Saad, who had grown up in the capital of Saudi Arabia, definitely knew she wanted to major in mechanical engineering. However, given the broad spectrum of its career field, she wanted to narrow down her options. Terrier Motorsport gave her the freedom to explore and discover what interested her; there were no bounds for what students wanted to achieve in the club.
Saad believes that members are given the freedom to take the initiative for what interests them. She’s a prime example of this belief, having formed an aerodynamics subteam in her junior year. A quote she likes to tell new recruits is as follows: “You don’t need aero to drive—you need it to win.”
Now a senior, Saad has new responsibilities as president and with her senior design project. Being president exposed Saad to the logistics required to run a club; her main role was ensuring the team could function as an entity independent of the people actually staffing it. One of her strategies to this responsibility was to use thorough documentation practices, as too often members would graduate and leave, in turn taking their knowledge and experiences with them.
Her senior design project revolved around the aerodynamics of Stella. She had just been at the stage where they would have manufactured parts out of carbon fiber; however, due to the current circumstances, her group is now developing software to simulate lap times for the car.
As a part of the 2020 graduating class, Saad is also facing the same issue of having graduation canceled. In addition, this year was her last year in the team; she had plans for Stella to be rules compliant at competition for the first time in the existence of the team. Unfortunately, competition was canceled, given how the tasks are all hands-on and it would be near impossible for teams to complete their cars.
Though she herself will no longer be able to experience driving at competition, she recognizes how the club is bigger than herself. Going back to her duties as president, Saad understands how goals don’t occur overnight. It’s bittersweet, but while she won’t be able to see it in her year, she laid a strong foundation to set the team up for success in the future.
When Boston University closed campus—coincidentally, within the same week the cancellation of competition was officially announced—effectively halting work on the car due to a lack of access to the workspace, Saad gave words of advice to the disappointed team.

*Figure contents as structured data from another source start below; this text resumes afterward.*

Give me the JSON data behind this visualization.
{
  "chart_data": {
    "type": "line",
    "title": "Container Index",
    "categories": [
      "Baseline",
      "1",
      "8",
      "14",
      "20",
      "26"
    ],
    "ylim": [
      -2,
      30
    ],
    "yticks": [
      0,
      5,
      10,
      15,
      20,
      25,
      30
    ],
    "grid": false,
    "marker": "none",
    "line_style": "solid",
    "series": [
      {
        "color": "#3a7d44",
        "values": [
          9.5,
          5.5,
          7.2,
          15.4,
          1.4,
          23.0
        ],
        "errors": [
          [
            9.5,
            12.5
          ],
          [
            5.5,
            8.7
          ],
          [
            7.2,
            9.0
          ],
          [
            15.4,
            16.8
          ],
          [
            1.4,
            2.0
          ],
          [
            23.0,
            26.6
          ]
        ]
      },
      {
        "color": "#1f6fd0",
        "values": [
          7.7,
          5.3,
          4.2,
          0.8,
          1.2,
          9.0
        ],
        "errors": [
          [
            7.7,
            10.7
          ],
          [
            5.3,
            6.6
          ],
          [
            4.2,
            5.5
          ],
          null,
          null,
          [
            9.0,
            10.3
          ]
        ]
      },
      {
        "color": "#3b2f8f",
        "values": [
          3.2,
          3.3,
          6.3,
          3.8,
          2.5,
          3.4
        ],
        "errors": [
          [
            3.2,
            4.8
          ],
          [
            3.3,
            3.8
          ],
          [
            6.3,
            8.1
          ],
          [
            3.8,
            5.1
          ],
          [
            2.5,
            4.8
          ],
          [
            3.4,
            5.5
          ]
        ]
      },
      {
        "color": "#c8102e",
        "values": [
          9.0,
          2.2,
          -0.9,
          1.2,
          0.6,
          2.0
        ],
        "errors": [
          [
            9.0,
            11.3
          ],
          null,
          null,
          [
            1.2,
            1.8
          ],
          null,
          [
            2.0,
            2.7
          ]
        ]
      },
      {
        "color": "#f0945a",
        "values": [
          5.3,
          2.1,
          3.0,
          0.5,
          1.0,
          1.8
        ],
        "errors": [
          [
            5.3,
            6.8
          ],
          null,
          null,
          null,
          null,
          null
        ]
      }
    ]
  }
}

“A valuable skill for any person, but especially engineers, is resourcefulness. Being away from campus can obviously make it more difficult to finish one car and design and build a new one, [but] it is by no means an insurmountable obstacle. Instead, this is a great opportunity to challenge ourselves to be resourceful, creative, disciplined, and motivated. I truly believe that with the right mindset and good communication, we can realistically achieve the majority of the goals we set for ourselves at the start of the year.”
Meeting remotely, the team has shifted trajectory from working on Stella to designing their second car, named “Scarlett.”